Star guard Kemba Walker said it was tough to watch Calhoun go through those hard times, and one of the best parts of UConn’s run to the Final Four had been seeing a smile return to his face.

“I heard guys say he lost it, you know his coaching ability, something like that,” Walker said. “So, for us to be in the Final Four, especially being a team that was picked to be 10th in the Big East…it’s special after all this program has been through.”

On Feb. 22, Calhoun was cited by the NCAA for failing to create an atmosphere of compliance within his program and was suspended for the first three Big East games during the 2011-12 season.
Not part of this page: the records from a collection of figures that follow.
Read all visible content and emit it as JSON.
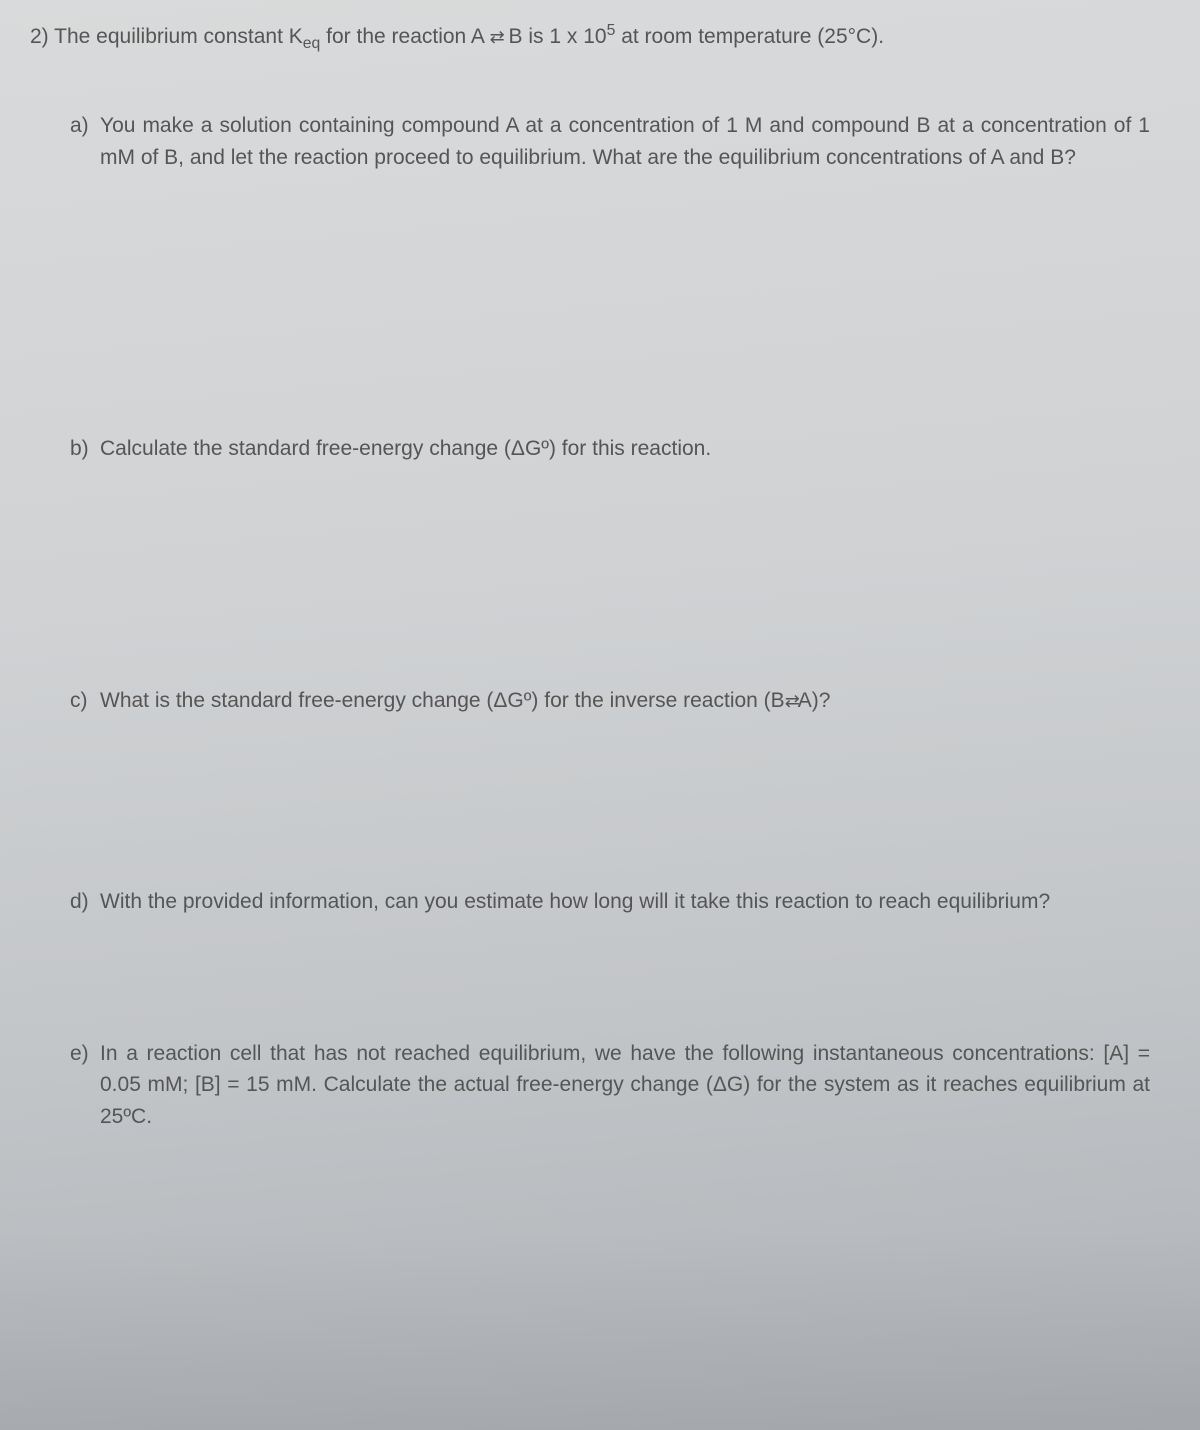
{
  "header": {
    "number": "2)",
    "text_pre": "The equilibrium constant K",
    "text_sub": "eq",
    "text_mid": " for the reaction A ",
    "arrows": "⇄",
    "text_post": " B is 1 x 10",
    "text_sup": "5",
    "text_end": " at room temperature (25°C)."
  },
  "parts": {
    "a": {
      "label": "a)",
      "text": "You make a solution containing compound A at a concentration of 1 M and compound B at a concentration of 1 mM of B, and let the reaction proceed to equilibrium. What are the equilibrium concentrations of A and B?"
    },
    "b": {
      "label": "b)",
      "text": "Calculate the standard free-energy change (ΔGº) for this reaction."
    },
    "c": {
      "label": "c)",
      "text_pre": "What is the standard free-energy change (ΔGº) for the inverse reaction (B",
      "arrows": "⇄",
      "text_post": "A)?"
    },
    "d": {
      "label": "d)",
      "text": "With the provided information, can you estimate how long will it take this reaction to reach equilibrium?"
    },
    "e": {
      "label": "e)",
      "text": "In a reaction cell that has not reached equilibrium, we have the following instantaneous concentrations: [A] = 0.05 mM; [B] = 15 mM. Calculate the actual free-energy change (ΔG) for the system as it reaches equilibrium at 25ºC."
    }
  },
  "style": {
    "text_color": "#555555",
    "font_size_pt": 16,
    "background_gradient": [
      "#d8dadb",
      "#aeb2b6"
    ]
  }
}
The NCAA also hit UConn with scholarship reductions for three academic years, recruiting restrictions, permanent disassociation of a booster and three years probation for recruiting violations.

Calhoun missed the next game at Marquette to attend the funeral of his wife’s sister. The Huskies lost that game and two of the next three to end the regular season.

Calhoun said he began to see the team getting down on itself. So, after losing to Notre Dame 70-67 on senior night, a loss that dropped the Huskies to the ninth seed in the Big East tournament, Calhoun put them through one of the hardest practices of the season.

“It’s a young team, 21-9 wasn’t a bad ending,” he said. “We were going to the NCAA tournament. But damn it, we weren’t going to put our shoulders down and we were going to play.”

He said that’s exactly what they decided to do.

“These kids were going to give it everything they had, leave it on the Madison Square Garden floor,” he said. “And five days later, they actually took something from Madison Square Garden.”

That would be the championship trophy. They then continued the roll into the NCAA tournament, and haven’t looked back.

UConn guard Shabazz Napier said he thinks the team has taken on the personality of its coach.

“We don’t let down from a fight,” he said. “We’re willing to battle anytime, and that’s the type of person he is.”

Calhoun has spent a lot of time since the Huskies’ win over Arizona in the West final being introspective.